# Installation
Clone the repo
```
git clone https://github.com/EthanWTL/ItinBenchV1.git
```
Create a new conda env
```
conda create --name <env> --file requirement.txt
```
Install to current conda env
```
pip install -r requirements.txt
```

---

# Dataset Link: 

Here is the link to the huggingface dataset: [Link](https://huggingface.co/datasets/EthanWTL81/ItinBench)

---

# Generation
### 1. Sole Planning
``` 
python sole_planning.py
```
Avaliable Parameters (Default in **bold** for lower cost):

```--model```: **gpt4o**, mistral, gemini, llama3.1

```--task```: allDataNoRoute, allDataRouteOP, **filteredDataRouteOP**

```--numPlan```: **1**, 2, 3, ..., n

```--OPENAI_API_KEY```, ```--MISTRAL_API_KEY```, ```--GEMINI_API_KEY```: The api key for openai, mistral, or gemini. Must match the model choosed. 

**Example Usage**
```
python sole_planning.py --model gpt4o --task filteredDataRouteOP --numPlan 1 --OPENAI_API_KEY your_api_key_here
```

**Note**: Experiementing with GPT4o is recommended for cost and easier to request for API. Llama uses Ollama as the server thus need to configure locally. Recently, OPENAI set up a Token Per Minute limitation thus the all data tasks cannot be processed for now. We are working on alternatives. For now, you can experiements with tool use and filtered data tasks without problem with OPEN AI.

---

### 2. Tool Use
```
python tool_use.py
```
Avaliable Parameters (Default in **bold** for lower cost):

```--model```: **gpt4o**, mistral, gemini, llama3.1

```--numPlan```: **1**, 2, 3, ..., n

```--apikey```: The api key for openai, mistral, or gemini. Must match the model choosed. 

**Example Usage**
```
python tool_use.py --model gpt4o --numPlan 1 --apikey your_api_key_here
```
---
# Extraction

Extraction use GPT4o to make sure the key information extraction is correct. so apikey need to be provided.

**Example usage**
```
python extraction.py --model your_model --task your_task --numPlan number_of_plan --apikey openai_api_key
```
---
# Evaluation
All evaluation code is provided. Here we provide the example for the main evaluation.

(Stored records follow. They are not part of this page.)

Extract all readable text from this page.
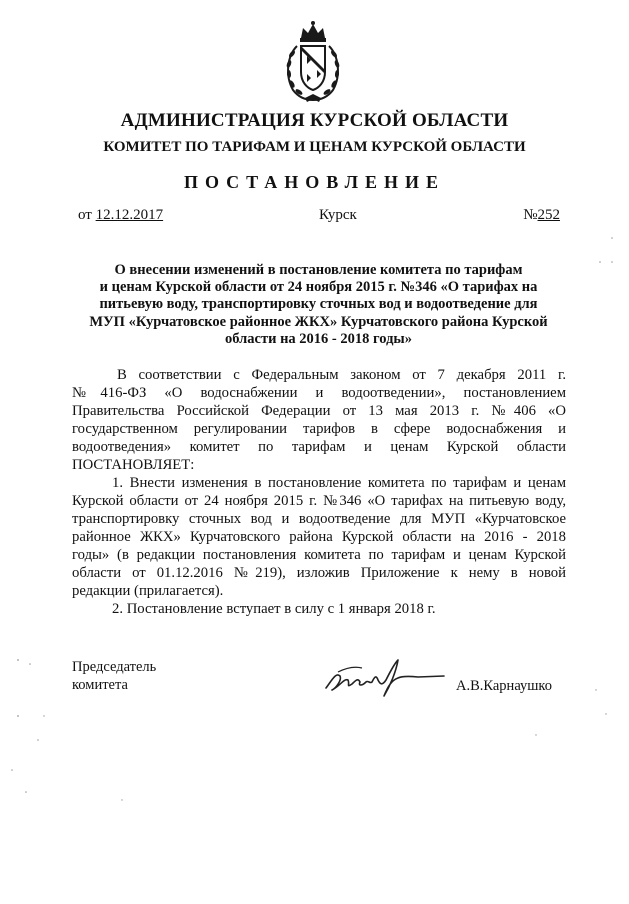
АДМИНИСТРАЦИЯ КУРСКОЙ ОБЛАСТИ
КОМИТЕТ ПО ТАРИФАМ И ЦЕНАМ КУРСКОЙ ОБЛАСТИ
ПОСТАНОВЛЕНИЕ
от 12.12.2017	Курск	№252
О внесении изменений в постановление комитета по тарифам
и ценам Курской области от 24 ноября 2015 г. №346 «О тарифах на
питьевую воду, транспортировку сточных вод и водоотведение для
МУП «Курчатовское районное ЖКХ» Курчатовского района Курской
области на 2016 - 2018 годы»
В соответствии с Федеральным законом от 7 декабря 2011 г.
№416-ФЗ «О водоснабжении и водоотведении», постановлением
Правительства Российской Федерации от 13 мая 2013 г. №406 «О
государственном регулировании тарифов в сфере водоснабжения и
водоотведения» комитет по тарифам и ценам Курской области
ПОСТАНОВЛЯЕТ:
1. Внести изменения в постановление комитета по тарифам и ценам
Курской области от 24 ноября 2015 г. №346 «О тарифах на питьевую воду,
транспортировку сточных вод и водоотведение для МУП «Курчатовское
районное ЖКХ» Курчатовского района Курской области на 2016 - 2018
годы» (в редакции постановления комитета по тарифам и ценам Курской
области от 01.12.2016 №219), изложив Приложение к нему в новой
редакции (прилагается).
2. Постановление вступает в силу с 1 января 2018 г.
Председатель
комитета	А.В.Карнаушко
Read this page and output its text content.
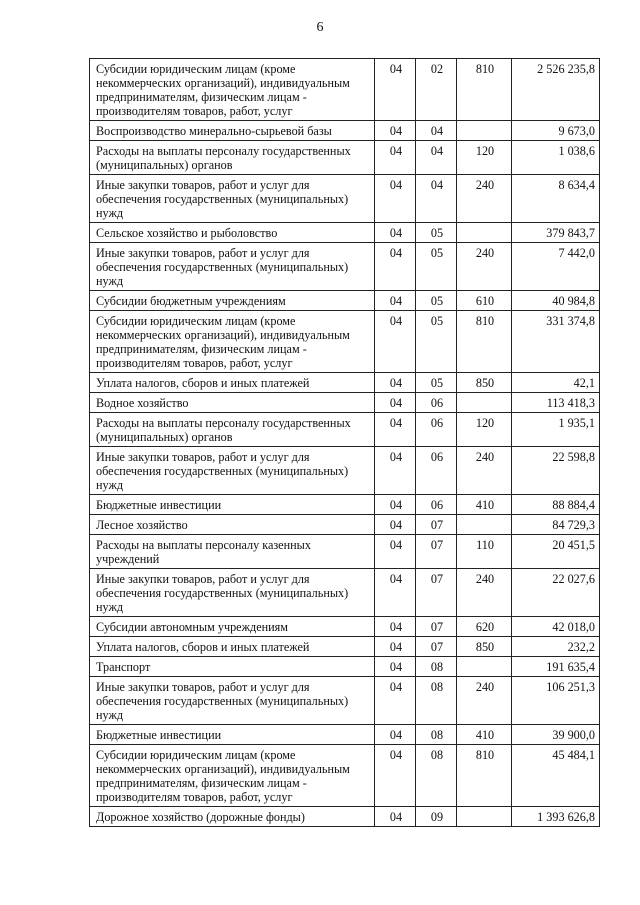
6
Субсидии юридическим лицам (кроме некоммерческих организаций), индивидуальным предпринимателям, физическим лицам - производителям товаров, работ, услуг	04	02	810	2 526 235,8
Воспроизводство минерально-сырьевой базы	04	04		9 673,0
Расходы на выплаты персоналу государственных (муниципальных) органов	04	04	120	1 038,6
Иные закупки товаров, работ и услуг для обеспечения государственных (муниципальных) нужд	04	04	240	8 634,4
Сельское хозяйство и рыболовство	04	05		379 843,7
Иные закупки товаров, работ и услуг для обеспечения государственных (муниципальных) нужд	04	05	240	7 442,0
Субсидии бюджетным учреждениям	04	05	610	40 984,8
Субсидии юридическим лицам (кроме некоммерческих организаций), индивидуальным предпринимателям, физическим лицам - производителям товаров, работ, услуг	04	05	810	331 374,8
Уплата налогов, сборов и иных платежей	04	05	850	42,1
Водное хозяйство	04	06		113 418,3
Расходы на выплаты персоналу государственных (муниципальных) органов	04	06	120	1 935,1
Иные закупки товаров, работ и услуг для обеспечения государственных (муниципальных) нужд	04	06	240	22 598,8
Бюджетные инвестиции	04	06	410	88 884,4
Лесное хозяйство	04	07		84 729,3
Расходы на выплаты персоналу казенных учреждений	04	07	110	20 451,5
Иные закупки товаров, работ и услуг для обеспечения государственных (муниципальных) нужд	04	07	240	22 027,6
Субсидии автономным учреждениям	04	07	620	42 018,0
Уплата налогов, сборов и иных платежей	04	07	850	232,2
Транспорт	04	08		191 635,4
Иные закупки товаров, работ и услуг для обеспечения государственных (муниципальных) нужд	04	08	240	106 251,3
Бюджетные инвестиции	04	08	410	39 900,0
Субсидии юридическим лицам (кроме некоммерческих организаций), индивидуальным предпринимателям, физическим лицам - производителям товаров, работ, услуг	04	08	810	45 484,1
Дорожное хозяйство (дорожные фонды)	04	09		1 393 626,8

```--model```: **gpt4o**, mistral, gemini, llama3.1
```--task```: allDataNoRoute, allDataRouteOP, **filteredDataRouteOP**, toolUsePlans
```--numPlan```: number of plans you want to evaluate
```--threshold```: the preference match rate for each plan. Default is 75%, which means every 3 out of 4 preference entries need to be satisfied. 

**Example usage**
```
python extraction.py --model gpt4o --task filteredDataRouteOP --numPlan 10 --threshold 0.75
```

**Note:** the evaluation process involved the calculation of TSP algorithm thus requires a certain computation time when the number of plans goes up and depends on the computing resource.